Spilled over each table were tarot cards, and next to each mystic was an English sign: “Offering Burmese fortune telling”
Fortune telling is everywhere in Thailand, it seems. Bangkok in particular froths with mysticism. In each new corner, a seer beckons forth things yet to come.
In Siam Paragon, a quiet and glamorous, if not slightly dated, mall, there were rows of tables, seemingly holding small business meetings. Though upon closer inspection, these were conferences of a different kind. Spilled over each table were tarot cards, and next to each mystic was an English sign: “Offering Burmese fortune telling.” It’s a niche within a niche if I’ve ever seen one. I wanted to snap a picture, but my good friend Pauline pointed out that these people probably wanted their privacy.
In an alley off a backpacker’s hub in Khaosan Road, a stately turbaned gentleman alternately offered custom-made suits and palm readings. His eyes spoke of a clarity that deterred me. I want the future, but in a reflected, distorted sense. He seemed to know it in a factual sense.
Every lunch hour, pairs of young professional women flock to the city’s parks, and sit on spread-out blankets where they consult seers for low prices to describe the future of their love lives
Every lunch hour, pairs of young professional women flock to the city’s parks, and sit on spread-out blankets where they consult seers for low prices to describe the future of their love lives. They also make concerned, disappointed faces the whole time.
In Lumphini Park, an approximation of the idyllicism of New York’s Central Park but with warring crows and waterways full of monitor lizards with bodies so large that when they emerge from the water they sound like bowling balls, a woman dressed in patchwork style not unlike a clown offered me a bundle full of harbingers: a necklace, tarot cards, and a pad of paper reminiscent of a Yahtzee scoresheet. I’ve never been particularly good at Yahtzee, so I politely declined, not wanting to leave my future spouse’s income to a game of chance.
Finally, under the recommendation of a local friend, I went to a well-known psychic. We met at a café. She was well-dressed and young, definitively still in her 20s. I’ve always thought of fortune as something that comes like wisdom, over time. This girl looked like a babysitter, and as she tapped away at her phone to consult charts based on the time I was born, it seemed as though she was consulting with a spirit through the vigorous use of emoji.

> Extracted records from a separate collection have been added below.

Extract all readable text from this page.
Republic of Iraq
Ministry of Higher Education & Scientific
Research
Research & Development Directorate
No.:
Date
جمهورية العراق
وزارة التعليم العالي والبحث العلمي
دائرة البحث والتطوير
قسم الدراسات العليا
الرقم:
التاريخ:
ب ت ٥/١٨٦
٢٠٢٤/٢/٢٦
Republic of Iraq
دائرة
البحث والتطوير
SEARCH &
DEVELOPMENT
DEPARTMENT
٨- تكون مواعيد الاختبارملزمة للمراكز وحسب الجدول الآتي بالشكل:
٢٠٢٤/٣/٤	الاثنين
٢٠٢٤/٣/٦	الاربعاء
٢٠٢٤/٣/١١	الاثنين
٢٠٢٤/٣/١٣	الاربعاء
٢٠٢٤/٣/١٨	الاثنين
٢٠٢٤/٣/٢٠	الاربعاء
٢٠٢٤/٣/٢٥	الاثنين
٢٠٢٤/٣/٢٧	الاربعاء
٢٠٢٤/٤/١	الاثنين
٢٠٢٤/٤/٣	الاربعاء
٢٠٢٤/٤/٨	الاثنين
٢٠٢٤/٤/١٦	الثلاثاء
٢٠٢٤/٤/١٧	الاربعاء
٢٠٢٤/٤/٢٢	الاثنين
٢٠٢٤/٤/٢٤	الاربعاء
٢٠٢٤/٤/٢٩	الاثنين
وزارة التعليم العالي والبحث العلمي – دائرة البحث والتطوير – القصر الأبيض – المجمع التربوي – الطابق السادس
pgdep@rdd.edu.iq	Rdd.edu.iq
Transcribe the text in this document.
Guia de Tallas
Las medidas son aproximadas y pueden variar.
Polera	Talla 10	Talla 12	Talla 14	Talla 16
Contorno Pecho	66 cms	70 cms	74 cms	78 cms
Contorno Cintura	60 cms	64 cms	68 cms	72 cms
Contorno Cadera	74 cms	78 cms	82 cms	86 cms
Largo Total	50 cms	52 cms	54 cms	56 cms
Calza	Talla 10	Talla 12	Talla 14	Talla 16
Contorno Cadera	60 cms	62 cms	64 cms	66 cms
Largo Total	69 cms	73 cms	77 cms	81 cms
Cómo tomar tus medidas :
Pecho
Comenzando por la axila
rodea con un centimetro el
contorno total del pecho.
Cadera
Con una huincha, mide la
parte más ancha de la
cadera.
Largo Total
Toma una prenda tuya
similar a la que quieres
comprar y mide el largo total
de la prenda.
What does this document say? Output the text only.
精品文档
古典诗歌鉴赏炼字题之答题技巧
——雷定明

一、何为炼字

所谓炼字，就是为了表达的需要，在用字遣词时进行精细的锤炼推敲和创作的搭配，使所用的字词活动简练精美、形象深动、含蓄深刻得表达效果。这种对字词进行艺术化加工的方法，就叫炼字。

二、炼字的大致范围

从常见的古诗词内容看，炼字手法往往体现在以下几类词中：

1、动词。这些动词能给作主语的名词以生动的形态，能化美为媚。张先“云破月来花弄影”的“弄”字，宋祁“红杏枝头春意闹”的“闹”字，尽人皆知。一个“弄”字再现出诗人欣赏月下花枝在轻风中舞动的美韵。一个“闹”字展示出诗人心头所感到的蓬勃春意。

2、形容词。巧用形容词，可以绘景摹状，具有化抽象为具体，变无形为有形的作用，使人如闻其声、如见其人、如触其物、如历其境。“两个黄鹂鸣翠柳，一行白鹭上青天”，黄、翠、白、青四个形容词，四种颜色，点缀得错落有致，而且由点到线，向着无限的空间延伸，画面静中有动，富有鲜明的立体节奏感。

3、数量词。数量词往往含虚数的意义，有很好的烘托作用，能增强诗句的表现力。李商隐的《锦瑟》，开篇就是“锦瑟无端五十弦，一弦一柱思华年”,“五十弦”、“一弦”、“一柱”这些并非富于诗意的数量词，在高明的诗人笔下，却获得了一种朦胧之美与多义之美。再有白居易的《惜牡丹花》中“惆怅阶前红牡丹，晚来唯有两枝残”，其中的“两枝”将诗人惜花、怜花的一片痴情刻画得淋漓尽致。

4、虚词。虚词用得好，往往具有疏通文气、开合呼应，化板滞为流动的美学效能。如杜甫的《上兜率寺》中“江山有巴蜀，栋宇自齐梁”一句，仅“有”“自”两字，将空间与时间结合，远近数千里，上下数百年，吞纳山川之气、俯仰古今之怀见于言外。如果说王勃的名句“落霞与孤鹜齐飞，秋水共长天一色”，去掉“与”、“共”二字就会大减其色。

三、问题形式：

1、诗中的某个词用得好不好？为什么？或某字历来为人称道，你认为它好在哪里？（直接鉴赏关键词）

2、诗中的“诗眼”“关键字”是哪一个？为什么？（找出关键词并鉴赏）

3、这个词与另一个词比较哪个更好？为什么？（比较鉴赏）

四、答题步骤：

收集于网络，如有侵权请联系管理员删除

Perhaps because I consulted a pricy psychic in a high-rent district of the city, my fortune seemed unusually focused on business prospects, of my spouse’s and mine alike. As someone who plans on being a starving artist, I tuned out this entrepreneurial chatter. The highlights remain below.
“You will date older people”
This is totally accurate. I’m 22 and I’m happily dating a 23-year-old who insists he’s 22. Having traveled together and seen his passport, I can confirm this is a lie.
“You will bald”
:|
“There is an olive-skinned woman in your life who is a large influence on your creative passions”
Pauline had sat there talking with me for an hour before my appointment. I’m not sure it takes a psychic to realize she mother hens me.
“Beware of fire”
This is the type of read I wanted! So mysterious. When staying in a yurt camp in Mongolia, I anxiously waited for a tent to catch flame. Alas, the only thing on fire was Pauline’s mouth during our market excursion.
“Within a month, you’ll receive three job offers”
I failed this mark, receiving only two. A couple of days after my reading, I was in the Chinese embassy applying for a visa for the next leg of my tour when I struck up a conversation with a Bhutanese tour guide that seemed promising. A couple of weeks later, in Saigon, a tech startup dangled a position in front of me. I declined both, for reasons that dispelled the final large piece of fortune telling I received.
“You will move in six to eight weeks”
I still have two weeks on this one, but unless my life goes haywire, I’m absolutely having more fun in the Philippines. You can’t beat our mango shakes or beaches, and our mountains will give any range a run for its money when it comes to beauty.
Yes, I’ve been in the country just under a year, and I know it’s not “mine” to have, but I like to think that the Philippines has me. I feel lucky to be surrounded by some of the coolest people I’ve ever met. It wasn’t what I expected in the cards, but I think my fortunes shine bright in the 7,107.